In 1920, Gray was awarded the Order of Wen-Hu, 4th Class, by the president of the Republic of China. In 1922, he was the British delegate to the International Finance Commission for Administration of Maritime Customs Surtax for Famine Relief.

==Later life==
In 1925, Gray was appointed a Commander of The Most Excellent Order of the British Empire (CBE).

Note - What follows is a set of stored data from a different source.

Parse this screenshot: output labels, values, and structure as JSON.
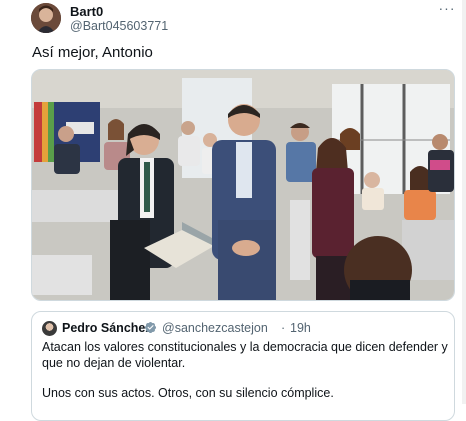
{
  "tweet": {
    "author_name": "Bart0",
    "author_handle": "@Bart045603771",
    "more_label": "···",
    "text": "Así mejor, Antonio",
    "image_alt": "photo"
  },
  "quoted_tweet": {
    "author_name": "Pedro Sánchez",
    "author_handle": "@sanchezcastejon",
    "separator": "·",
    "time": "19h",
    "paragraph_1": "Atacan los valores constitucionales y la democracia que dicen defender y que no dejan de violentar.",
    "paragraph_2": "Unos con sus actos. Otros, con su silencio cómplice.",
    "verified_color": "#829aab"
  },
  "colors": {
    "text_primary": "#0f1419",
    "text_secondary": "#536471",
    "border": "#cfd9de"
  }
}
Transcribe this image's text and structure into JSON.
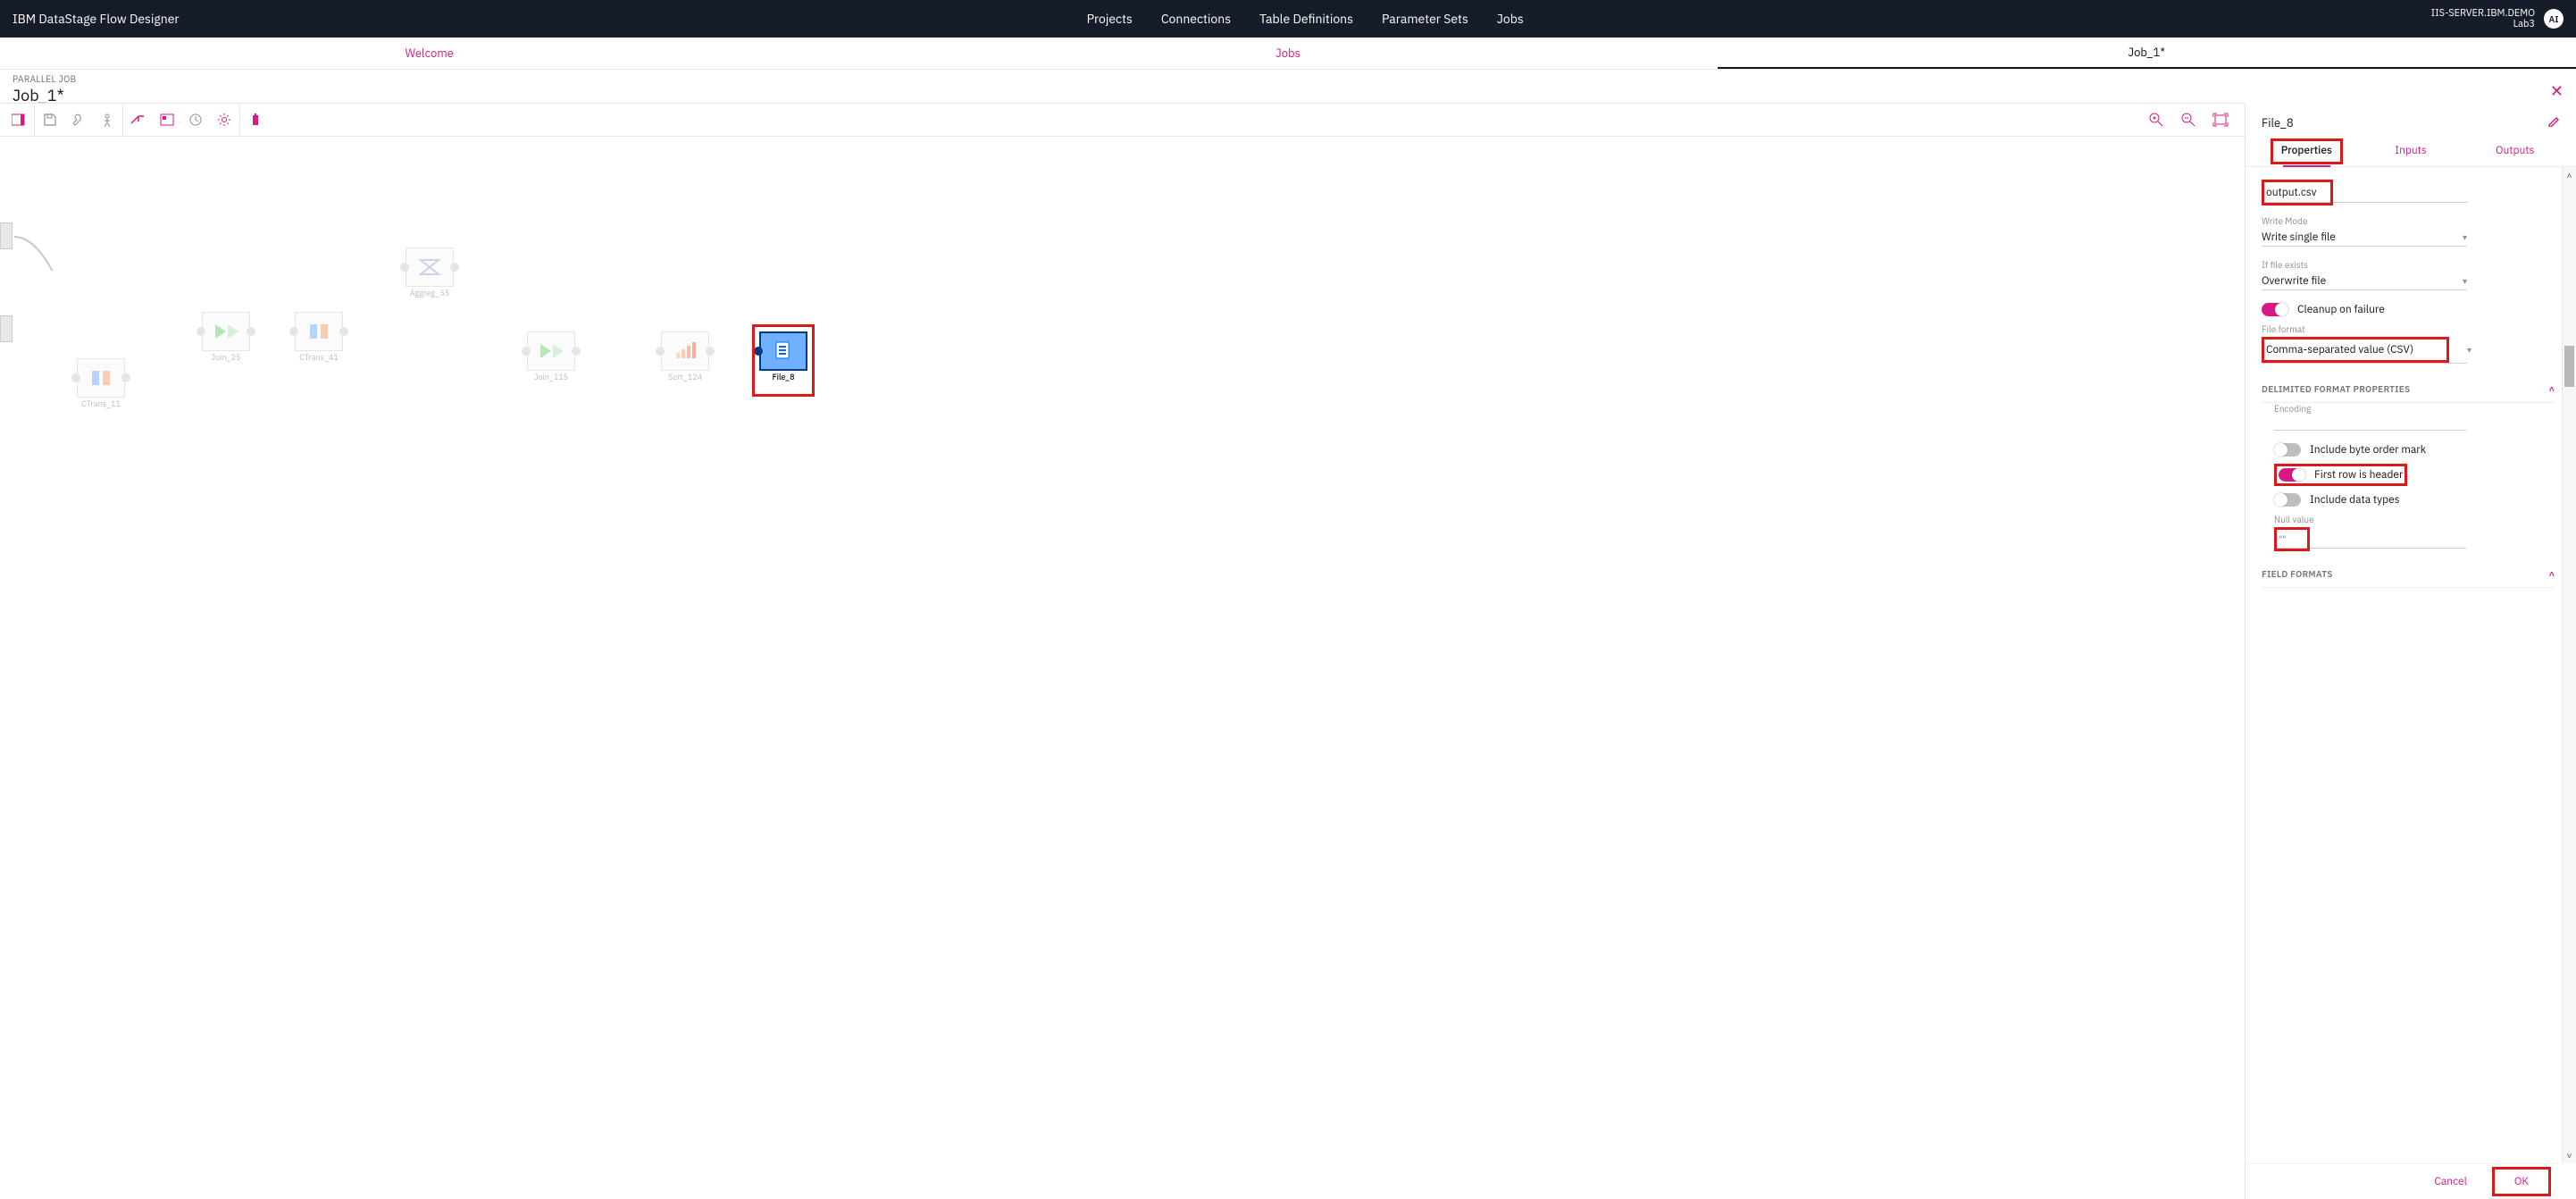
{
  "header": {
    "brand": "IBM DataStage Flow Designer",
    "nav": [
      "Projects",
      "Connections",
      "Table Definitions",
      "Parameter Sets",
      "Jobs"
    ],
    "server": {
      "line1": "IIS-SERVER.IBM.DEMO",
      "line2": "Lab3"
    },
    "avatar": "AI"
  },
  "tabs": {
    "left": "Welcome",
    "mid": "Jobs",
    "right": "Job_1*"
  },
  "title": {
    "crumb": "PARALLEL JOB",
    "name": "Job_1*"
  },
  "nodes": {
    "ctrans11": "CTrans_11",
    "join25": "Join_25",
    "ctrans41": "CTrans_41",
    "aggreg55": "Aggreg_55",
    "join115": "Join_115",
    "sort124": "Sort_124",
    "file8": "File_8"
  },
  "panel": {
    "name": "File_8",
    "tabs": {
      "props": "Properties",
      "inputs": "Inputs",
      "outputs": "Outputs"
    },
    "filename_value": "output.csv",
    "writeMode": {
      "label": "Write Mode",
      "value": "Write single file"
    },
    "ifExists": {
      "label": "If file exists",
      "value": "Overwrite file"
    },
    "cleanup": "Cleanup on failure",
    "fileFormat": {
      "label": "File format",
      "value": "Comma-separated value (CSV)"
    },
    "delimSection": "DELIMITED FORMAT PROPERTIES",
    "encoding": {
      "label": "Encoding",
      "value": ""
    },
    "bom": "Include byte order mark",
    "header": "First row is header",
    "types": "Include data types",
    "nullVal": {
      "label": "Null value",
      "value": "\"\""
    },
    "fieldFormats": "FIELD FORMATS",
    "cancel": "Cancel",
    "ok": "OK"
  }
}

In retirement, he set out to write The Romance of the Soya Bean, but finding little romance in its story, changed the title to All about the Soya Bean, which was published in London in 1936. In the book, Gray extolled the benefits of soy products based on his experience in China and medical knowledge, and called for more research on the subject in Britain and the establishment of a body to promote the use of soy products.

==Death and legacy==
Gray died on 12 September 1946. In 2022, a collection of 22 Chinese Shang dynasty oracle bones were offered for sale by a descendant of Gray. Antiques Trade Gazette speculated that George Gray may have obtained them from the archaeologist James Mellon Menzies, who had worked in China at the same time as Gray, and was later an officer with the Chinese Labour Corps in France.

==Publications==
- All about the Soya Bean: In agriculture, industry and commerce. John Bale, Sons, and Danielsson, London, 1936.